I spent my entire childhood living under superstition and the constant, background fear it engenders. This has cast a long shadow from my childhood across the rest of my life. With the starting of our family, it’s well past time to put this firmly behind me and take responsibility for myself and my future with my family. Religion isn’t a safety-net, it’s a spider’s web, a phantasm of our own making. This is why I am an atheist.

Matthew Pocock
United Kingdom

Comments

  1. Lofty says

    That is one powerful spell you have broken. Congrats on making it out into the real world!

  2. machintelligence says

    I agree. Congratulations on your ability to make reason triumph over such powerful indoctrination. Most people never realize that faith is just gullibility, dressed up in its Sunday best.

  3. latsot says

    Hi Matthew, all nicely put.

    I think I might know you from a university in the north, in which case hi.

  4. says

    “Religion isn’t a safety-net, it’s a spider’s web, a phantasm of our own making.”

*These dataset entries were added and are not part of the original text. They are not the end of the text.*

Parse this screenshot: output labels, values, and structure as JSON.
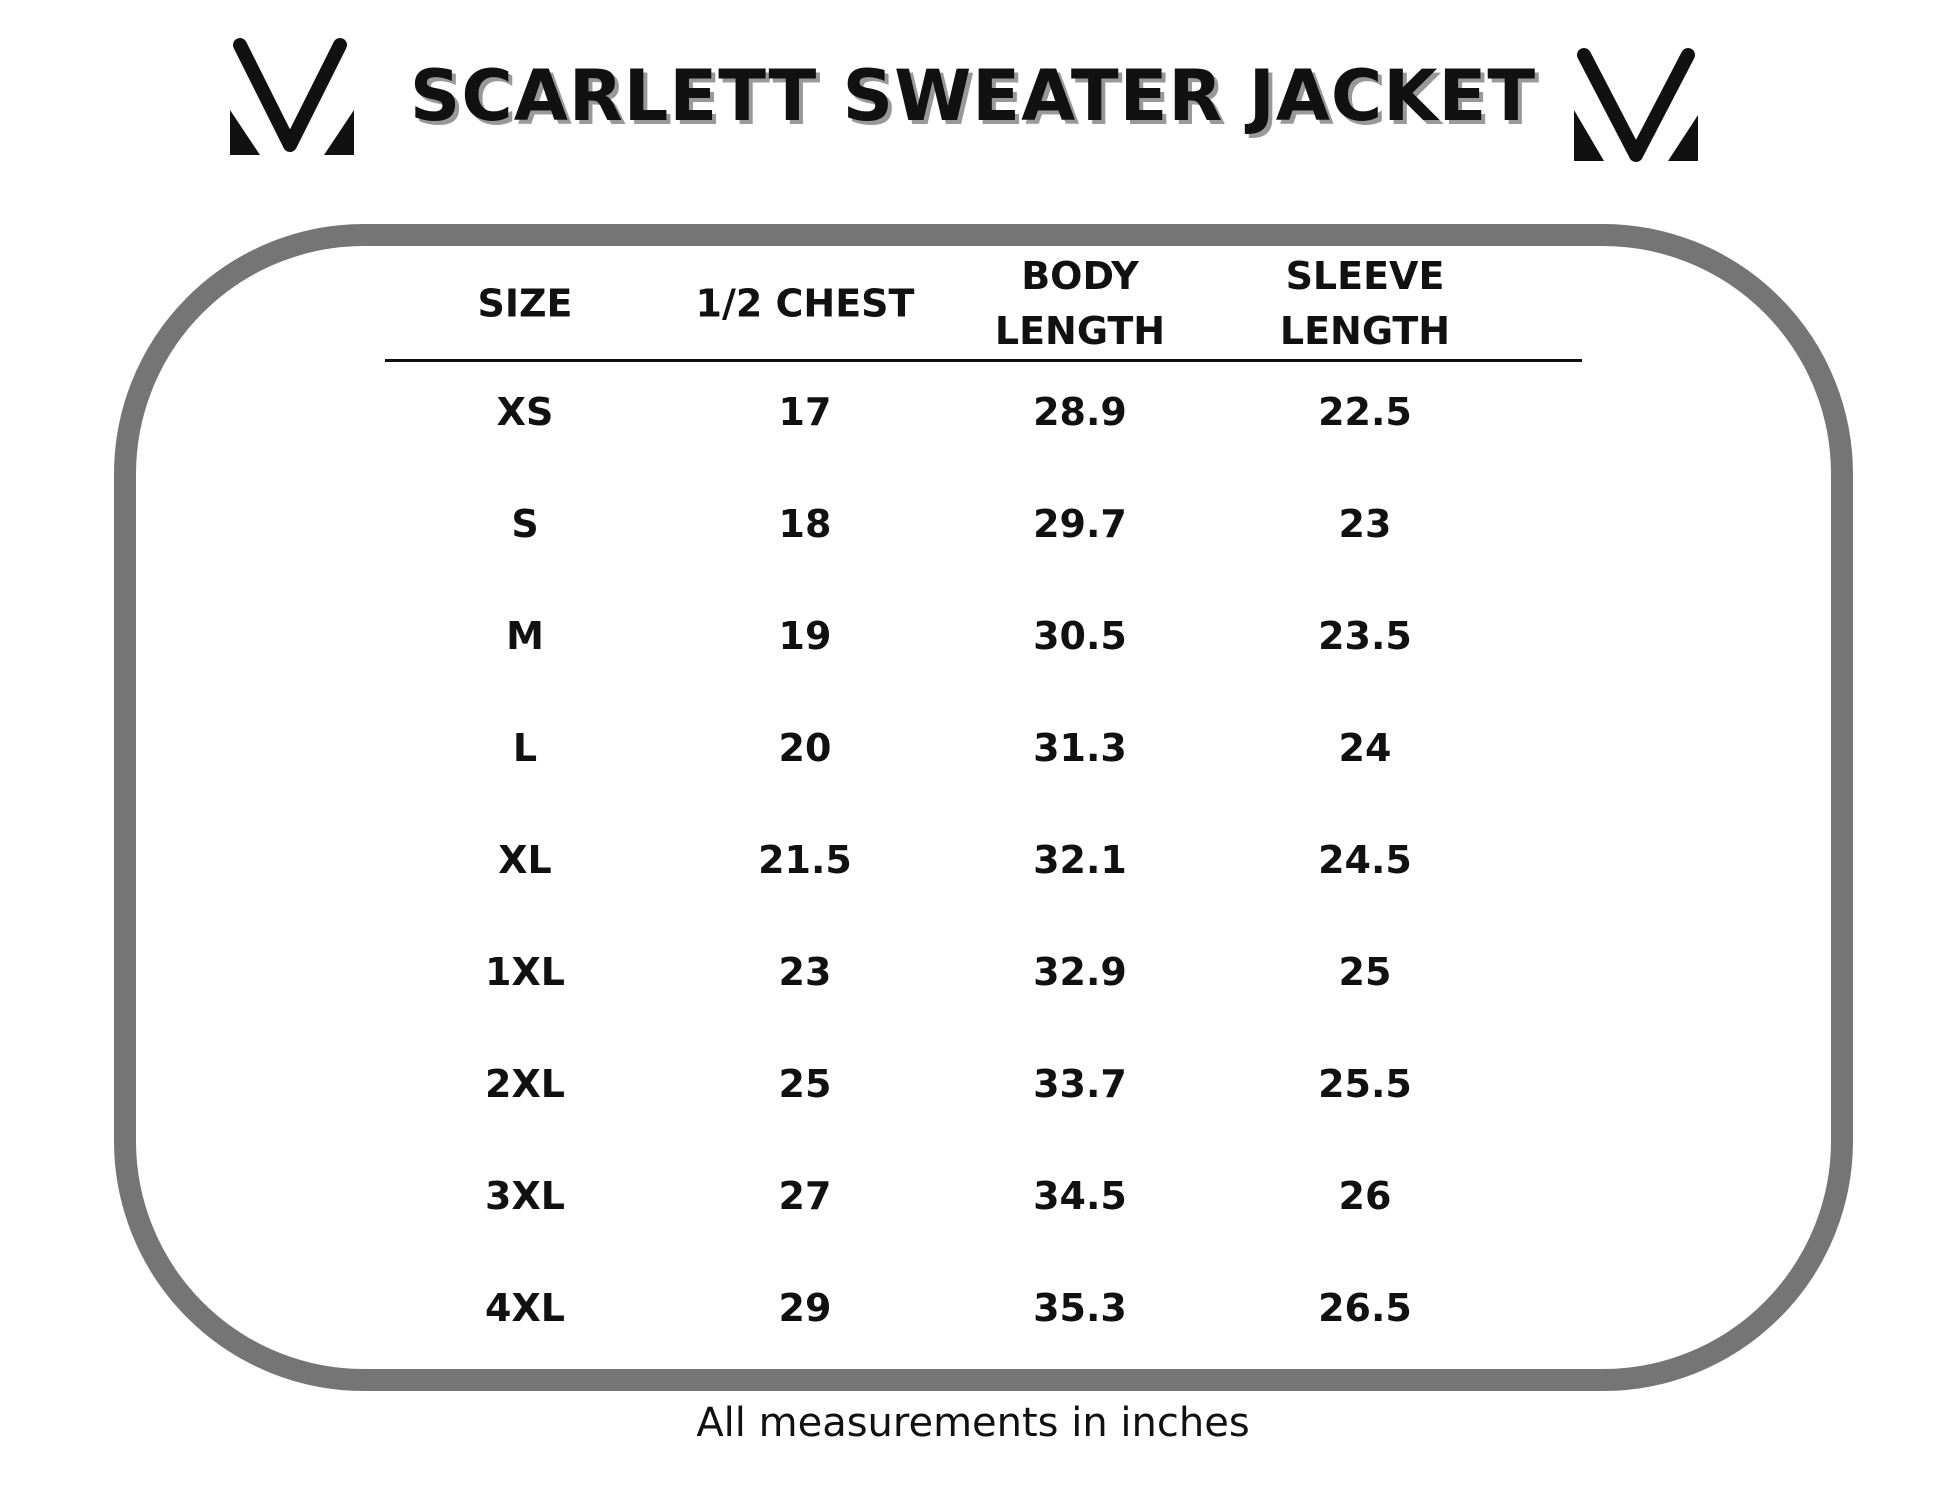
{
  "title": "SCARLETT SWEATER JACKET",
  "table": {
    "headers": [
      "SIZE",
      "1/2 CHEST",
      "BODY LENGTH",
      "SLEEVE LENGTH"
    ],
    "rows": [
      [
        "XS",
        "17",
        "28.9",
        "22.5"
      ],
      [
        "S",
        "18",
        "29.7",
        "23"
      ],
      [
        "M",
        "19",
        "30.5",
        "23.5"
      ],
      [
        "L",
        "20",
        "31.3",
        "24"
      ],
      [
        "XL",
        "21.5",
        "32.1",
        "24.5"
      ],
      [
        "1XL",
        "23",
        "32.9",
        "25"
      ],
      [
        "2XL",
        "25",
        "33.7",
        "25.5"
      ],
      [
        "3XL",
        "27",
        "34.5",
        "26"
      ],
      [
        "4XL",
        "29",
        "35.3",
        "26.5"
      ]
    ]
  },
  "footnote": "All measurements in inches"
}
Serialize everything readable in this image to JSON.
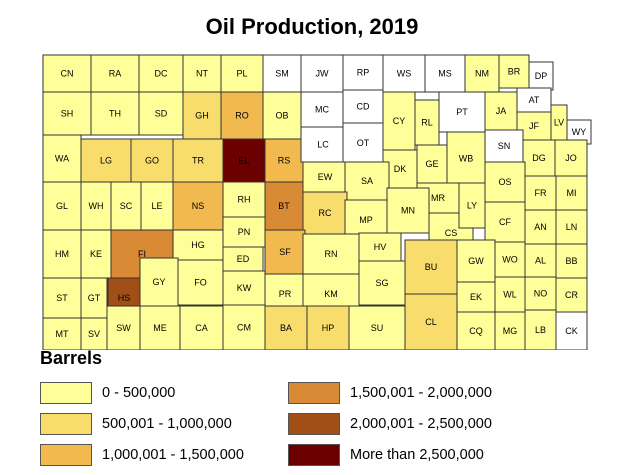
{
  "title": "Oil Production, 2019",
  "legend": {
    "title": "Barrels",
    "classes": [
      {
        "label": "0 - 500,000",
        "color": "#ffff99"
      },
      {
        "label": "500,001 - 1,000,000",
        "color": "#f8dc6c"
      },
      {
        "label": "1,000,001 - 1,500,000",
        "color": "#f2b94f"
      },
      {
        "label": "1,500,001 - 2,000,000",
        "color": "#d98a35"
      },
      {
        "label": "2,000,001 - 2,500,000",
        "color": "#a24f17"
      },
      {
        "label": "More than 2,500,000",
        "color": "#6b0000"
      }
    ],
    "no_data_color": "#ffffff"
  },
  "counties": [
    {
      "abbr": "CN",
      "cls": 0
    },
    {
      "abbr": "RA",
      "cls": 0
    },
    {
      "abbr": "DC",
      "cls": 0
    },
    {
      "abbr": "NT",
      "cls": 0
    },
    {
      "abbr": "PL",
      "cls": 0
    },
    {
      "abbr": "SM",
      "cls": -1
    },
    {
      "abbr": "JW",
      "cls": -1
    },
    {
      "abbr": "RP",
      "cls": -1
    },
    {
      "abbr": "WS",
      "cls": -1
    },
    {
      "abbr": "MS",
      "cls": -1
    },
    {
      "abbr": "NM",
      "cls": 0
    },
    {
      "abbr": "BR",
      "cls": 0
    },
    {
      "abbr": "DP",
      "cls": -1
    },
    {
      "abbr": "SH",
      "cls": 0
    },
    {
      "abbr": "TH",
      "cls": 0
    },
    {
      "abbr": "SD",
      "cls": 0
    },
    {
      "abbr": "GH",
      "cls": 1
    },
    {
      "abbr": "RO",
      "cls": 2
    },
    {
      "abbr": "OB",
      "cls": 0
    },
    {
      "abbr": "MC",
      "cls": -1
    },
    {
      "abbr": "CD",
      "cls": -1
    },
    {
      "abbr": "CY",
      "cls": 0
    },
    {
      "abbr": "RL",
      "cls": 0
    },
    {
      "abbr": "PT",
      "cls": -1
    },
    {
      "abbr": "JA",
      "cls": 0
    },
    {
      "abbr": "AT",
      "cls": -1
    },
    {
      "abbr": "JF",
      "cls": 0
    },
    {
      "abbr": "LV",
      "cls": 0
    },
    {
      "abbr": "WY",
      "cls": -1
    },
    {
      "abbr": "WA",
      "cls": 0
    },
    {
      "abbr": "LG",
      "cls": 1
    },
    {
      "abbr": "GO",
      "cls": 1
    },
    {
      "abbr": "TR",
      "cls": 1
    },
    {
      "abbr": "EL",
      "cls": 5
    },
    {
      "abbr": "RS",
      "cls": 2
    },
    {
      "abbr": "LC",
      "cls": -1
    },
    {
      "abbr": "OT",
      "cls": -1
    },
    {
      "abbr": "DK",
      "cls": 0
    },
    {
      "abbr": "GE",
      "cls": 0
    },
    {
      "abbr": "WB",
      "cls": 0
    },
    {
      "abbr": "SN",
      "cls": -1
    },
    {
      "abbr": "DG",
      "cls": 0
    },
    {
      "abbr": "JO",
      "cls": 0
    },
    {
      "abbr": "GL",
      "cls": 0
    },
    {
      "abbr": "WH",
      "cls": 0
    },
    {
      "abbr": "SC",
      "cls": 0
    },
    {
      "abbr": "LE",
      "cls": 0
    },
    {
      "abbr": "NS",
      "cls": 2
    },
    {
      "abbr": "RH",
      "cls": 0
    },
    {
      "abbr": "BT",
      "cls": 3
    },
    {
      "abbr": "EW",
      "cls": 0
    },
    {
      "abbr": "SA",
      "cls": 0
    },
    {
      "abbr": "MR",
      "cls": 0
    },
    {
      "abbr": "OS",
      "cls": 0
    },
    {
      "abbr": "FR",
      "cls": 0
    },
    {
      "abbr": "MI",
      "cls": 0
    },
    {
      "abbr": "RC",
      "cls": 1
    },
    {
      "abbr": "MP",
      "cls": 0
    },
    {
      "abbr": "MN",
      "cls": 0
    },
    {
      "abbr": "CS",
      "cls": 0
    },
    {
      "abbr": "LY",
      "cls": 0
    },
    {
      "abbr": "CF",
      "cls": 0
    },
    {
      "abbr": "AN",
      "cls": 0
    },
    {
      "abbr": "LN",
      "cls": 0
    },
    {
      "abbr": "HM",
      "cls": 0
    },
    {
      "abbr": "KE",
      "cls": 0
    },
    {
      "abbr": "FI",
      "cls": 3
    },
    {
      "abbr": "HG",
      "cls": 0
    },
    {
      "abbr": "PN",
      "cls": 0
    },
    {
      "abbr": "SF",
      "cls": 2
    },
    {
      "abbr": "RN",
      "cls": 0
    },
    {
      "abbr": "HV",
      "cls": 0
    },
    {
      "abbr": "BU",
      "cls": 1
    },
    {
      "abbr": "GW",
      "cls": 0
    },
    {
      "abbr": "WO",
      "cls": 0
    },
    {
      "abbr": "AL",
      "cls": 0
    },
    {
      "abbr": "BB",
      "cls": 0
    },
    {
      "abbr": "ED",
      "cls": 0
    },
    {
      "abbr": "GY",
      "cls": 0
    },
    {
      "abbr": "FO",
      "cls": 0
    },
    {
      "abbr": "ST",
      "cls": 0
    },
    {
      "abbr": "GT",
      "cls": 0
    },
    {
      "abbr": "HS",
      "cls": 4
    },
    {
      "abbr": "KW",
      "cls": 0
    },
    {
      "abbr": "PR",
      "cls": 0
    },
    {
      "abbr": "KM",
      "cls": 0
    },
    {
      "abbr": "SG",
      "cls": 0
    },
    {
      "abbr": "EK",
      "cls": 0
    },
    {
      "abbr": "WL",
      "cls": 0
    },
    {
      "abbr": "NO",
      "cls": 0
    },
    {
      "abbr": "CR",
      "cls": 0
    },
    {
      "abbr": "MT",
      "cls": 0
    },
    {
      "abbr": "SV",
      "cls": 0
    },
    {
      "abbr": "SW",
      "cls": 0
    },
    {
      "abbr": "ME",
      "cls": 0
    },
    {
      "abbr": "CA",
      "cls": 0
    },
    {
      "abbr": "CM",
      "cls": 0
    },
    {
      "abbr": "BA",
      "cls": 1
    },
    {
      "abbr": "HP",
      "cls": 1
    },
    {
      "abbr": "SU",
      "cls": 0
    },
    {
      "abbr": "CL",
      "cls": 1
    },
    {
      "abbr": "CQ",
      "cls": 0
    },
    {
      "abbr": "MG",
      "cls": 0
    },
    {
      "abbr": "LB",
      "cls": 0
    },
    {
      "abbr": "CK",
      "cls": -1
    }
  ]
}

    Is that a genuine Matthew Pocock? Because it’s brilliant. Well done.

  5. Gnu Atheist says

    Hi Matt,

    Loved your piece!

    But, please fix something for me. I apologize for being a nitpicker, but you did it 4 times. You write “where” when you mean “were”. Where, of course, refers to a time or place. Were is a past, subjective tense of the verb to be. “Where were you guys last Sunday?” “We were at the American Atheists convention.”

    Thanks! And, you’re going to be a great Dad.

    Bob

  6. chrisv says

    Ask any fly caught in such a web…it is not easy to get out. You did it. Now, fly away. To the light.

  7. charlesdavies says

    Jeezus those Xtians are iggerent.
    Imagine trying to find Beetles records to burn in a time when the biggest bad influence on the morality of the world was obviously “The Beatles”, pshaw.
    And in my opinion ,the maniac did shoot the wrong Beatle, but doesn’t that mean that we may all get a molecule of ex-John Lennon, sometime, maybe?
    Even the Xtians?

  8. chrisdoring says

    That was very interesting, well spoken and moving. A long journey indeed. I commend you coming through the other side of such intense indoctrination. Thank you for sharing your story!

  9. robster says

    These “Why I’m an atheist” stories are great. For a change and to perhaps add some more “entertainment” could PZ consider a series on “why I believe in childish nonsense”? The atheist stories are all common sense and indicate a degree of intelligence, whereas stories about being sucked into the fraudulent vacuum that is faith would be good for a giggle. They could also act as a warning to people that maybe exposed to religious nonsense/indoctrination and help them prepare for the onslaught of brainless stupidity and prepare to kick it in the bum. It’s something that we could all laugh at and helping people laugh can’t be a bad thing.

  10. claremilner says

    I can understand your anger at the manipulation of thoughts and feelings. I can handle relaxation, what gets me are the motivational speakers. They are too close to evangelical preachers and I experience that “get out of my head” anger.